While the performances are professional enough (Mulgrew is particularly winsome here), the story is too slight for its 74-minute running time and isn't aided by a script that limits most of the action to two rooms.  We won't blame Swift for ABC's thin budget, but she and the writer have to take the hit for ALIEN LOVER's too-brief ending, which is both confusing and promising of something better to come.

2 comments:

Amanda By Night said...

I'll be honest - I have hated Kate Mulgrew since I saw her in Danielle Steel's Daddy, a movie I am sure you have never seen (or want to). Her character is so unsympathetic and cold and she's just too good in the part. However, I've been DYING to see Alien Lover! And I've recently become slightly obsessed with the whole Wide World of Mystery films. I have Nightmare at 43 Hilcrest but that's it so far...

zmbdog said...

I've seen a handful of them...Alien Lover, Nightmare, Werewolf of Woodstock.

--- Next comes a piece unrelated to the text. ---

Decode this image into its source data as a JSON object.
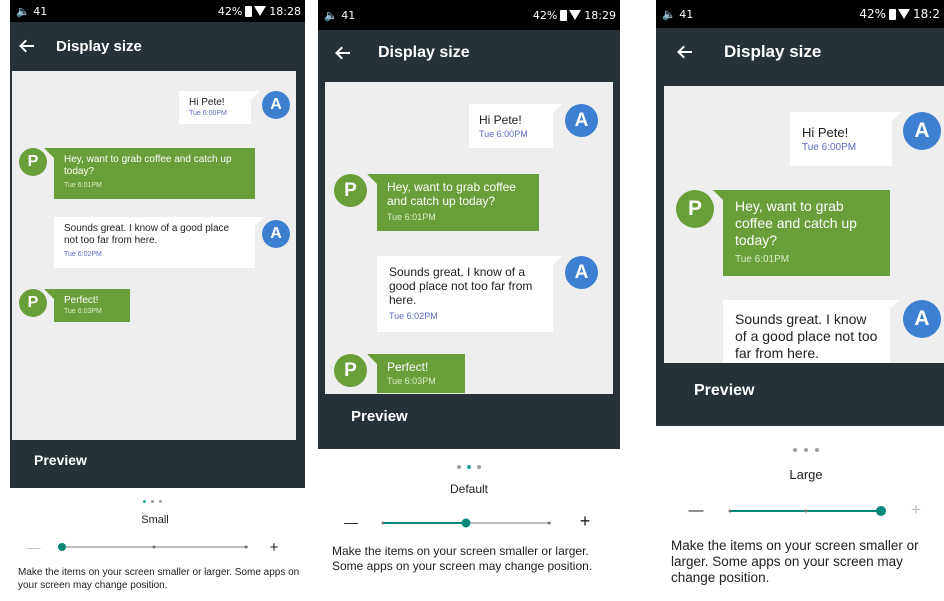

Seems like the UK "Thriller" episodes survive for the most part but many U.S. installments are gone.
Judging from a 1978 ABC storage inventory I saw a few years ago some of these episodes were indeed wiped. Many of them were noted with something like "cleared for re-use" (can't recall the exact wording, but the intent was obvious) as were a bunch of game shows, newscasts and soap operas. Although it's possible some were never actually recorded over before ABC abandoned "wiping", a lot of episodes have been MIA since the late 70s so it seems unlikely they survive.